Et il se disposait à se retirer, lorsqu'une grand'mère cygne, qui se reposait sur la rive, l'interpella:
«Hep! mon enfant, d'où viens-tu et comment t'appelles-tu?
—Je viens de la basse-cour, madame, et je m'appelle canard. Je suis parti parce que mes camarades me trouvent trop laid et ne veulent pas jouer avec moi.
—Pauvre petit! dit la mère-grand. Le fait est que tu n'es pas bien joli, mais cela vient de ce que tu es fatigué et triste.
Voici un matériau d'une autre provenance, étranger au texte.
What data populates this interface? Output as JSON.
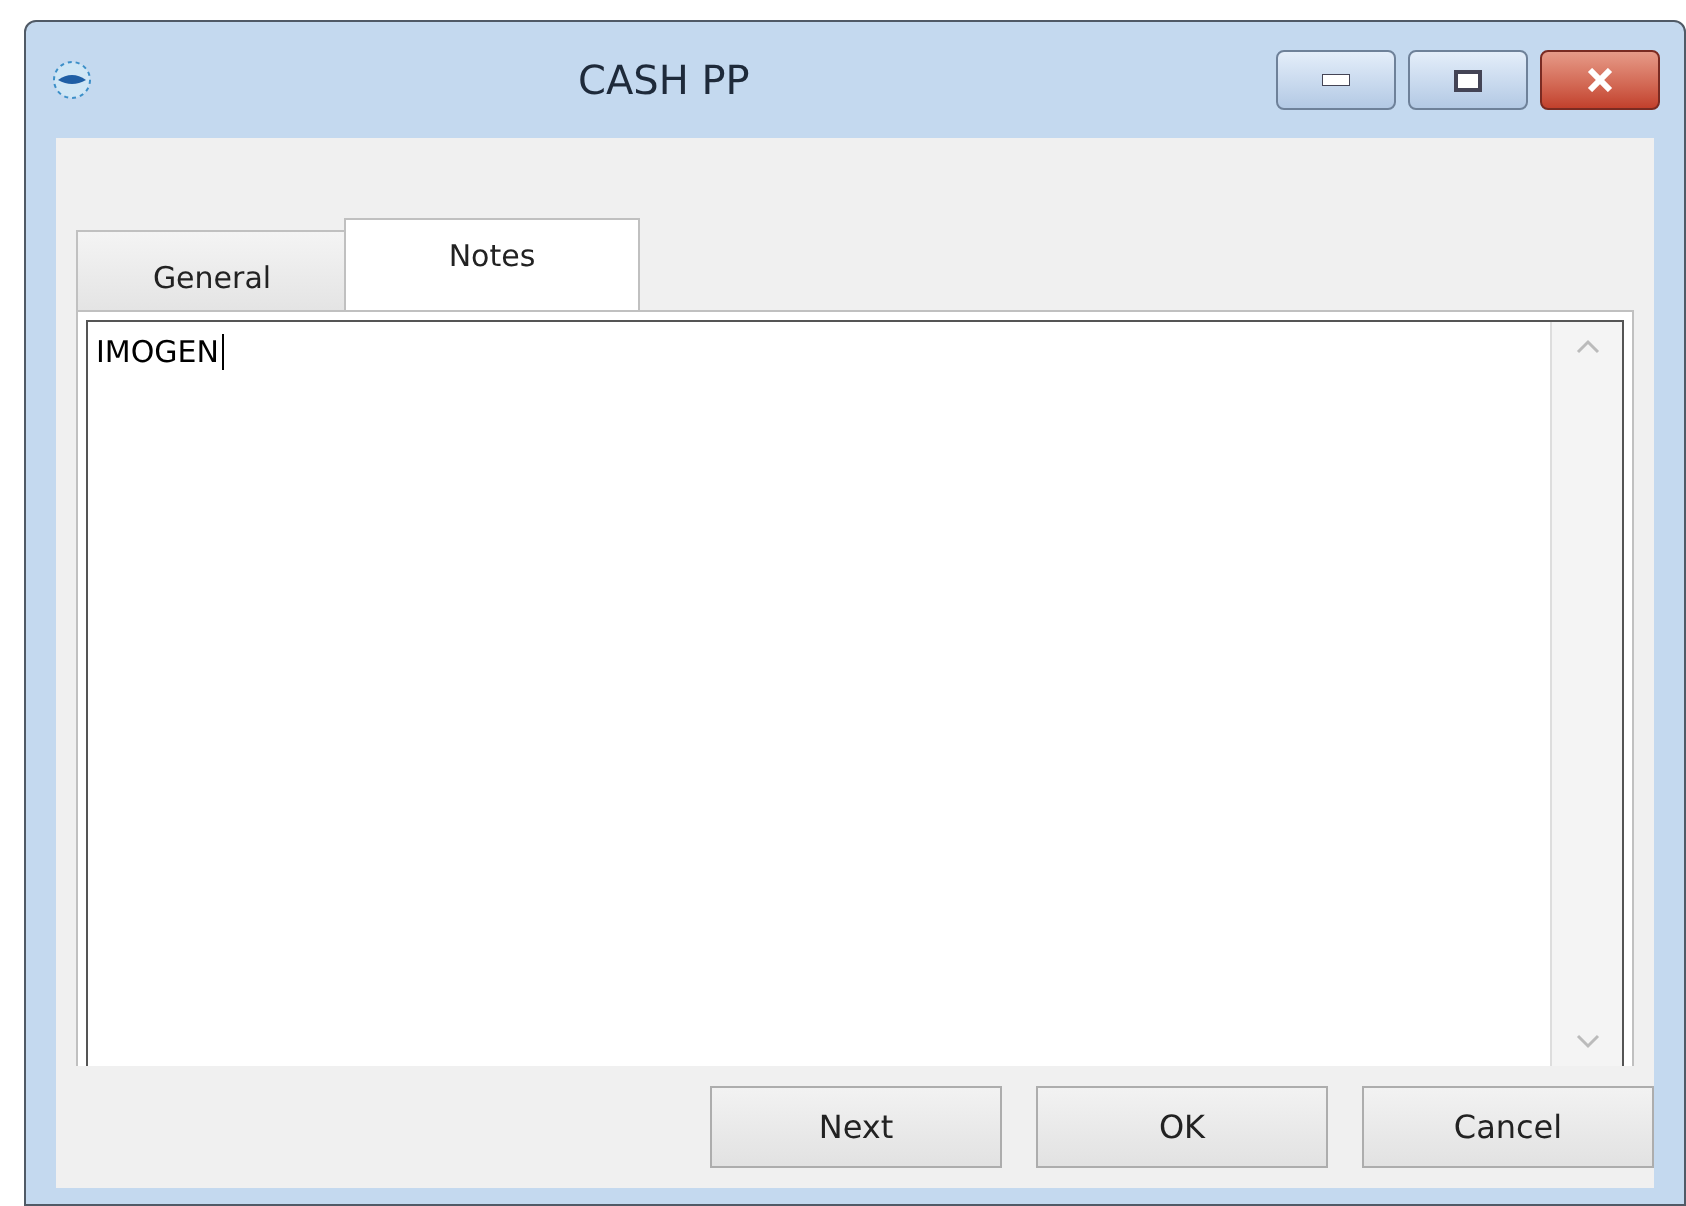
{
  "window": {
    "title": "CASH PP"
  },
  "tabs": [
    {
      "label": "General",
      "selected": false
    },
    {
      "label": "Notes",
      "selected": true
    }
  ],
  "notes": {
    "value": "IMOGEN"
  },
  "buttons": [
    "Next",
    "OK",
    "Cancel"
  ]
}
Attends un peu que je t'examine. Tu me rappelles un petit-fils que j'ai perdu... Oui, il n'y a aucun doute là-dessus, tu n'es pas du tout un petit canard, tu es bien un cygne. C'est la fermière qui a dû glisser un de nos œufs parmi les œufs de cane; et celle que tu as prise pour ta mère n'était que ta couveuse. Pauvre petit orphelin, viens sur mon cœur!»
Puis la grand'mère appela tous les autres cygnes, et elle leur raconta l'histoire du vilain petit canard.
«Il n'est pas si vilain que ça,» dirent les cygnes.
Et un monsieur cygne, avec un magnifique plastron blanc et de beaux pieds vernis, déclara:
«Qu'il reste parmi nous, et dans trois mois je lui donne ma fille en mariage.»